Evelyn Macpherson said this week she was out in her front yard when she saw something strange in her garden box. Sitting on a plant was a flexible, plastic container, and inside were blue pills she suspects were fentanyl.
“I went to go like pick it up, and I didn’t even get it off the ground and one side popped off and the other one popped open,” Macpherson said. “There were pills sitting in it. I backed up and I was like, ‘What?’”
Macpherson took a video of where the suspected fentanyl was found and its proximity to her children’s outdoor toys. While her children were not outside at the time, Macpherson said if they were, the toy-looking container could have ended up in their hands.
“My 11-year-old boy is always looking into stuff and curious about things,” Macpherson said. “I was like, ‘What if he just brought them in? What if he had residue on his hands or something?’”
Macpherson believes the pills came from a homeless camp at the end of her street that was just recently cleared. Over the last few months, the camps have caused problems for her and her neighbors. Macpherson has found syringes in her yard, her car was stolen, and she’s chased off people going through items in her carport.
“How are people accepting this?” Macpherson said. “Put a fence up? My friend was saying we don’t live in Europe with fences surrounding us like compounds, this is a neighborhood.”
Macpherson brought her frustrations to the Multnomah County Commissioner meeting on Thursday. She told commissioners about the pills she found in her yard and about the homeless camp creating safety issues.
“Before anyone assumes I have an issue with addicts themselves, I live among addicts and I have many in my family,” Macpherson said during a public comment on Wednesday. “I can tell you one thing that doesn’t help an addict, continually enables them, over and over again.”
Multnomah County responded to her public comment with a statement saying:
“Multnomah County’s policies do not incentivize illicit drug use. To the contrary, Multnomah County’s policies and programs incentivize drug users to get well. The County funds and supports an extremely wide range of evidence-based recovery and support services. That includes proven harm reduction strategies like needle exchanges (which prevent the spread of HIV, other illnesses and death, and connects people to health workers), diversion programs like our Stabilization, Preparation and Treatment (STP), and specialty courts that take a firm approach to addiction. Our PATH (Promoting Access to Hope) team provides intensive outreach and engagement with persons who have substance use, housing and risk of legal involvement to help them access treatment, housing, and other needs.
“We also just opened the Behavioral Health Resource Center to connect people experiencing homelessness who have substance use disorders and chronic and persistent mental illness to stability, treatment services and ultimately, housing. We are working with providers, peers, and state and local leaders to expand our crisis system. We also successfully pushed for the Supportive Housing Services measure to provide the kind of wraparound services that help people enter and maintain their recovery.

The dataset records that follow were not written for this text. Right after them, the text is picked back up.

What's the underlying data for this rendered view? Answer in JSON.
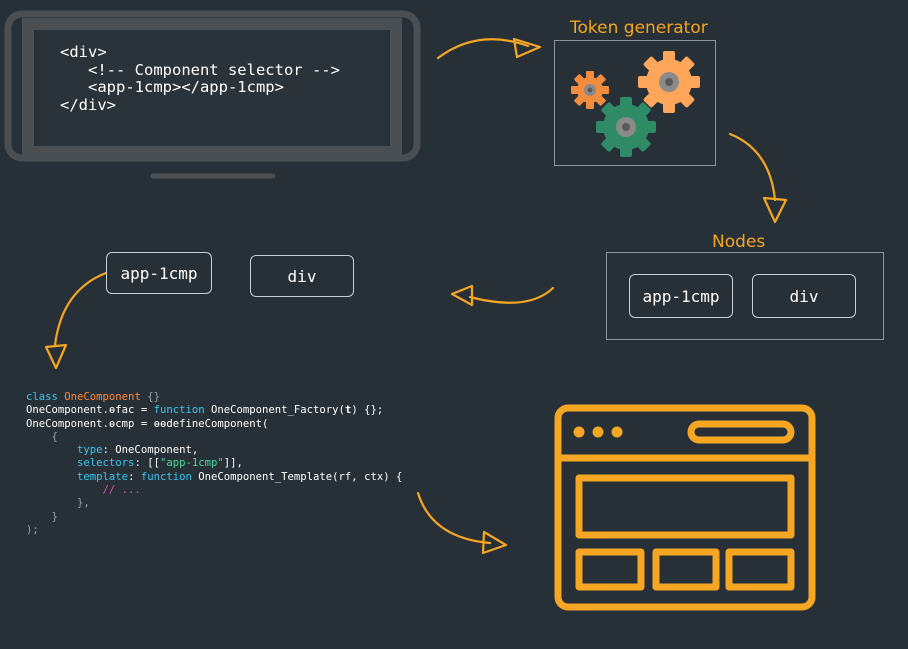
{
  "top_code": {
    "line1": "<div>",
    "line2": "   <!-- Component selector -->",
    "line3": "   <app-1cmp></app-1cmp>",
    "line4": "</div>"
  },
  "token_generator": {
    "label": "Token generator"
  },
  "nodes_panel": {
    "label": "Nodes",
    "items": [
      {
        "label": "app-1cmp"
      },
      {
        "label": "div"
      }
    ]
  },
  "tree_nodes": [
    {
      "label": "app-1cmp"
    },
    {
      "label": "div"
    }
  ],
  "bottom_code": {
    "l1_kw": "class",
    "l1_cls": "OneComponent",
    "l1_rest": " {}",
    "l2_a": "OneComponent.",
    "l2_b": "ɵfac",
    "l2_c": " = ",
    "l2_kw": "function",
    "l2_d": " OneComponent_Factory(",
    "l2_t": "t",
    "l2_e": ") {};",
    "l3_a": "OneComponent.",
    "l3_b": "ɵcmp",
    "l3_c": " = ɵɵdefineComponent(",
    "l4": "    {",
    "l5_key": "        type",
    "l5_val": ": OneComponent,",
    "l6_key": "        selectors",
    "l6_a": ": [[",
    "l6_str": "\"app-1cmp\"",
    "l6_b": "]],",
    "l7_key": "        template",
    "l7_a": ": ",
    "l7_kw": "function",
    "l7_b": " OneComponent_Template(rf, ctx) {",
    "l8_cm": "            // ...",
    "l9": "        },",
    "l10": "    }",
    "l11": ");"
  },
  "colors": {
    "background": "#263036",
    "accent_orange": "#f5a623",
    "monitor_frame": "#4a4f53",
    "gear_orange_small": "#f28c3c",
    "gear_orange_large": "#ffa65a",
    "gear_green": "#2f8a66"
  }
}
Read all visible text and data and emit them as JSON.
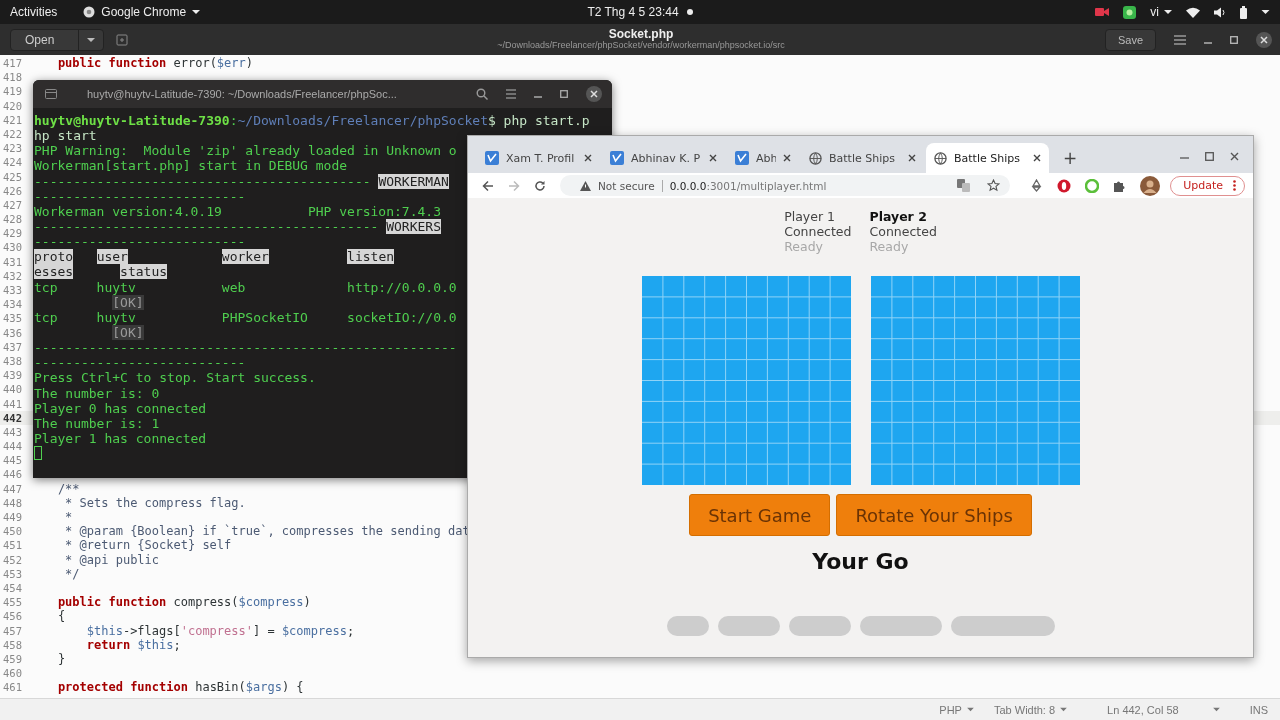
{
  "top_bar": {
    "activities": "Activities",
    "app_menu": "Google Chrome",
    "clock": "T2 Thg 4 5  23:44",
    "language": "vi"
  },
  "editor": {
    "open_button": "Open",
    "title": "Socket.php",
    "path": "~/Downloads/Freelancer/phpSocket/vendor/workerman/phpsocket.io/src",
    "save_button": "Save",
    "lines": [
      {
        "number": "417",
        "current": false,
        "code": [
          {
            "text": "    public function",
            "kind": "kw"
          },
          {
            "text": " error(",
            "kind": "plain"
          },
          {
            "text": "$err",
            "kind": "var"
          },
          {
            "text": ")",
            "kind": "plain"
          }
        ]
      },
      {
        "number": "418",
        "current": false
      },
      {
        "number": "419",
        "current": false
      },
      {
        "number": "420",
        "current": false
      },
      {
        "number": "421",
        "current": false
      },
      {
        "number": "422",
        "current": false
      },
      {
        "number": "423",
        "current": false
      },
      {
        "number": "424",
        "current": false
      },
      {
        "number": "425",
        "current": false
      },
      {
        "number": "426",
        "current": false
      },
      {
        "number": "427",
        "current": false
      },
      {
        "number": "428",
        "current": false
      },
      {
        "number": "429",
        "current": false
      },
      {
        "number": "430",
        "current": false
      },
      {
        "number": "431",
        "current": false
      },
      {
        "number": "432",
        "current": false
      },
      {
        "number": "433",
        "current": false
      },
      {
        "number": "434",
        "current": false
      },
      {
        "number": "435",
        "current": false
      },
      {
        "number": "436",
        "current": false
      },
      {
        "number": "437",
        "current": false
      },
      {
        "number": "438",
        "current": false
      },
      {
        "number": "439",
        "current": false
      },
      {
        "number": "440",
        "current": false
      },
      {
        "number": "441",
        "current": false
      },
      {
        "number": "442",
        "current": true
      },
      {
        "number": "443",
        "current": false
      },
      {
        "number": "444",
        "current": false
      },
      {
        "number": "445",
        "current": false
      },
      {
        "number": "446",
        "current": false
      },
      {
        "number": "447",
        "current": false,
        "code": [
          {
            "text": "    /**",
            "kind": "comment"
          }
        ]
      },
      {
        "number": "448",
        "current": false,
        "code": [
          {
            "text": "     * Sets the compress flag.",
            "kind": "comment"
          }
        ]
      },
      {
        "number": "449",
        "current": false,
        "code": [
          {
            "text": "     *",
            "kind": "comment"
          }
        ]
      },
      {
        "number": "450",
        "current": false,
        "code": [
          {
            "text": "     * @param {Boolean} if `true`, compresses the sending dat",
            "kind": "comment"
          }
        ]
      },
      {
        "number": "451",
        "current": false,
        "code": [
          {
            "text": "     * @return {Socket} self",
            "kind": "comment"
          }
        ]
      },
      {
        "number": "452",
        "current": false,
        "code": [
          {
            "text": "     * @api public",
            "kind": "comment"
          }
        ]
      },
      {
        "number": "453",
        "current": false,
        "code": [
          {
            "text": "     */",
            "kind": "comment"
          }
        ]
      },
      {
        "number": "454",
        "current": false
      },
      {
        "number": "455",
        "current": false,
        "code": [
          {
            "text": "    public function",
            "kind": "kw"
          },
          {
            "text": " compress(",
            "kind": "plain"
          },
          {
            "text": "$compress",
            "kind": "var"
          },
          {
            "text": ")",
            "kind": "plain"
          }
        ]
      },
      {
        "number": "456",
        "current": false,
        "code": [
          {
            "text": "    {",
            "kind": "plain"
          }
        ]
      },
      {
        "number": "457",
        "current": false,
        "code": [
          {
            "text": "        $this",
            "kind": "var"
          },
          {
            "text": "->flags[",
            "kind": "plain"
          },
          {
            "text": "'compress'",
            "kind": "str"
          },
          {
            "text": "] = ",
            "kind": "plain"
          },
          {
            "text": "$compress",
            "kind": "var"
          },
          {
            "text": ";",
            "kind": "plain"
          }
        ]
      },
      {
        "number": "458",
        "current": false,
        "code": [
          {
            "text": "        return",
            "kind": "kw"
          },
          {
            "text": " $this",
            "kind": "var"
          },
          {
            "text": ";",
            "kind": "plain"
          }
        ]
      },
      {
        "number": "459",
        "current": false,
        "code": [
          {
            "text": "    }",
            "kind": "plain"
          }
        ]
      },
      {
        "number": "460",
        "current": false
      },
      {
        "number": "461",
        "current": false,
        "code": [
          {
            "text": "    protected function",
            "kind": "kw"
          },
          {
            "text": " hasBin(",
            "kind": "plain"
          },
          {
            "text": "$args",
            "kind": "var"
          },
          {
            "text": ") {",
            "kind": "plain"
          }
        ]
      }
    ]
  },
  "status_bar": {
    "language": "PHP",
    "tab_width": "Tab Width: 8",
    "position": "Ln 442, Col 58",
    "mode": "INS"
  },
  "terminal": {
    "title": "huytv@huytv-Latitude-7390: ~/Downloads/Freelancer/phpSoc...",
    "lines": [
      [
        {
          "text": "huytv@huytv-Latitude-7390",
          "kind": "prompt"
        },
        {
          "text": ":",
          "kind": "plain"
        },
        {
          "text": "~/Downloads/Freelancer/phpSocket",
          "kind": "path"
        },
        {
          "text": "$ php start.p",
          "kind": "command"
        }
      ],
      [
        {
          "text": "hp start",
          "kind": "command"
        }
      ],
      [
        {
          "text": "PHP Warning:  Module 'zip' already loaded in Unknown o",
          "kind": "plain"
        }
      ],
      [
        {
          "text": "Workerman[start.php] start in DEBUG mode",
          "kind": "plain"
        }
      ],
      [
        {
          "text": "------------------------------------------- ",
          "kind": "plain"
        },
        {
          "text": "WORKERMAN",
          "kind": "label"
        }
      ],
      [
        {
          "text": "---------------------------",
          "kind": "plain"
        }
      ],
      [
        {
          "text": "Workerman version:4.0.19           PHP version:7.4.3",
          "kind": "plain"
        }
      ],
      [
        {
          "text": "-------------------------------------------- ",
          "kind": "plain"
        },
        {
          "text": "WORKERS",
          "kind": "label"
        }
      ],
      [
        {
          "text": "---------------------------",
          "kind": "plain"
        }
      ],
      [
        {
          "text": "proto   ",
          "kind": "label"
        },
        {
          "text": "user            ",
          "kind": "label"
        },
        {
          "text": "worker          ",
          "kind": "label"
        },
        {
          "text": "listen",
          "kind": "label"
        }
      ],
      [
        {
          "text": "esses      ",
          "kind": "label"
        },
        {
          "text": "status",
          "kind": "label"
        }
      ],
      [
        {
          "text": "tcp     huytv           web             http://0.0.0.0",
          "kind": "plain"
        }
      ],
      [
        {
          "text": "          [OK]",
          "kind": "dim"
        }
      ],
      [
        {
          "text": "tcp     huytv           PHPSocketIO     socketIO://0.0",
          "kind": "plain"
        }
      ],
      [
        {
          "text": "          [OK]",
          "kind": "dim"
        }
      ],
      [
        {
          "text": "------------------------------------------------------",
          "kind": "plain"
        }
      ],
      [
        {
          "text": "---------------------------",
          "kind": "plain"
        }
      ],
      [
        {
          "text": "Press Ctrl+C to stop. Start success.",
          "kind": "plain"
        }
      ],
      [
        {
          "text": "The number is: 0",
          "kind": "plain"
        }
      ],
      [
        {
          "text": "Player 0 has connected",
          "kind": "plain"
        }
      ],
      [
        {
          "text": "The number is: 1",
          "kind": "plain"
        }
      ],
      [
        {
          "text": "Player 1 has connected",
          "kind": "plain"
        }
      ]
    ]
  },
  "browser": {
    "tabs": [
      {
        "title": "Xam T. Profil",
        "kind": "app",
        "selected": false
      },
      {
        "title": "Abhinav K. P",
        "kind": "app",
        "selected": false
      },
      {
        "title": "Abh",
        "kind": "app",
        "selected": false
      },
      {
        "title": "Battle Ships",
        "kind": "web",
        "selected": false
      },
      {
        "title": "Battle Ships",
        "kind": "web",
        "selected": true
      }
    ],
    "new_tab": "+",
    "url": {
      "warning": "Not secure",
      "host": "0.0.0.0",
      "rest": ":3001/multiplayer.html"
    },
    "update_button": "Update",
    "page": {
      "players": [
        {
          "name": "Player 1",
          "you": false,
          "status": "Connected",
          "ready_label": "Ready",
          "ready": false
        },
        {
          "name": "Player 2",
          "you": true,
          "status": "Connected",
          "ready_label": "Ready",
          "ready": false
        }
      ],
      "buttons": [
        "Start Game",
        "Rotate Your Ships"
      ],
      "turn": "Your Go"
    }
  }
}
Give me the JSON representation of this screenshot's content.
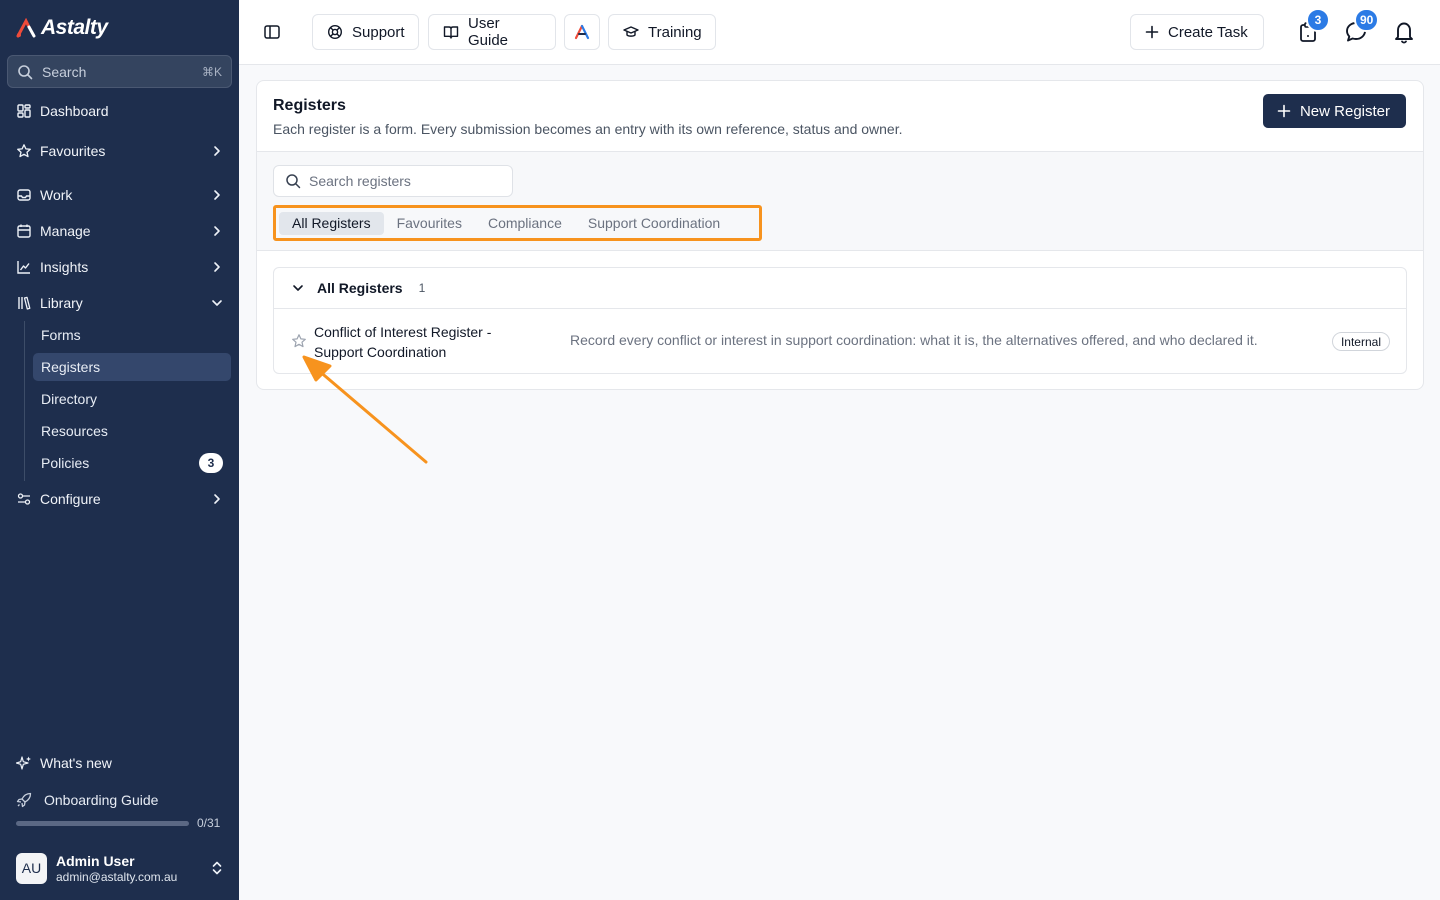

“At the end of the day, the people in our community need more state and federal resources as Oregon continues to rank at the bottom for spending on behavioral health.”
Evelyn said she doesn’t believe her voice was heard during the meeting and disagrees with the County’s statement. She said if Portlanders want to change they have to speak up. Evelyn said she has no choice but to move out of Portland so her children can grow up feeling safe.
“Thank god one of my kids didn’t get hurt and it shouldn’t have to take that because people are getting hurt every single day,” Macpherson said. “The people who live on the street are being hurt, people are dying, bodies are being scraped up every single day in this city.”